Ciervo inútil o la naturaleza desmedida

Stupid deer or nature unbound

Ein Stück im Rahmen des Theaterprojekts La Posdramática

© o. A.
© o. A.

„Etwas ist faul im Staate Dänemark.“ Der berühmte Satz aus William Shakespeares Hamlet zieht sich wie ein Verdacht durch die Jahrhunderte: Wenn im Herzen der Macht etwas verfault, erreicht der Geruch früher oder später alle Bereiche des Lebens. Was passiert, wenn Dänemark nicht mehr Dänemark ist? Wo befindet sich heute das, was schlecht riecht?

Im Jahr 2022 tötete ein Hirsch, der in den weitläufigen Gärten der Präsidentenresidenz von Paraguay lebte, einen Soldaten der Präsidentengarde. Die Nachricht ging als merkwürdiger Polizeifall durch die Medien, beinahe wie eine absurde Anekdote. Für David Amado, paraguayischen Theaterregisseur und Bühnenkünstler, und Laura Camus, chilenische Audiologin und DJ, wird dieses Tier jedoch zu etwas anderem: zu einem politischen Wesen. Zu einem Körper, der – aus Zufall oder aus Wut – in das Herz der Macht eindringt.
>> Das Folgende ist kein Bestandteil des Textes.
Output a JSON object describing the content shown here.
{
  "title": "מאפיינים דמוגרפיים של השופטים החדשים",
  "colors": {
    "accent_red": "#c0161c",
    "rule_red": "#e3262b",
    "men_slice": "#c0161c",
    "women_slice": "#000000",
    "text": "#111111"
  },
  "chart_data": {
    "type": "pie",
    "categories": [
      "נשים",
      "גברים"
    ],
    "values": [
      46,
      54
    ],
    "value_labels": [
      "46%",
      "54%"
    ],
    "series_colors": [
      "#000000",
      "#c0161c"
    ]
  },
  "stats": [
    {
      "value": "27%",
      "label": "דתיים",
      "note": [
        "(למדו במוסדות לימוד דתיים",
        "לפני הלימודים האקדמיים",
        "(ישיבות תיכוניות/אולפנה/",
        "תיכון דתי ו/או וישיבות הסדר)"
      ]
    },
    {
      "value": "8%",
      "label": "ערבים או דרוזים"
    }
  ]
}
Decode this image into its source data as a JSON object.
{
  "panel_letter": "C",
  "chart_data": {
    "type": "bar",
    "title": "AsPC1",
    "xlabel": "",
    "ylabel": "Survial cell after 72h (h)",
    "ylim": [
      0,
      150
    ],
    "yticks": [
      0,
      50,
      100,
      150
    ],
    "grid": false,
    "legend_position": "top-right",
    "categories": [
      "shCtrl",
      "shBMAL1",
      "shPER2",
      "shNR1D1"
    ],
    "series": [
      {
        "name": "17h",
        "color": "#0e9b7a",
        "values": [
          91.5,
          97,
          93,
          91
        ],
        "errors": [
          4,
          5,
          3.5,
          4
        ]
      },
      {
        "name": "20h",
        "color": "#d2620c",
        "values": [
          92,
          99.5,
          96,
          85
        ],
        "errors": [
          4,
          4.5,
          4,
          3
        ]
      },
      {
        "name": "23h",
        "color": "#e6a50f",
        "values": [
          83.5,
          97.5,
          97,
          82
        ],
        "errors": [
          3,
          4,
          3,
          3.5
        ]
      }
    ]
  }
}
Von Berlin aus rekonstruieren zwei lateinamerikanische Künstler diesen Fall anhand von Pressearchiven, Fotografien, Klängen und Berichten. Wollte der Hirsch uns etwas sagen? War sein Angriff ein Zeichen? Eine Geste der Natur gegen die Macht? Oder vielleicht der völlig unbeabsichtigte Beginn einer neuen Revolution?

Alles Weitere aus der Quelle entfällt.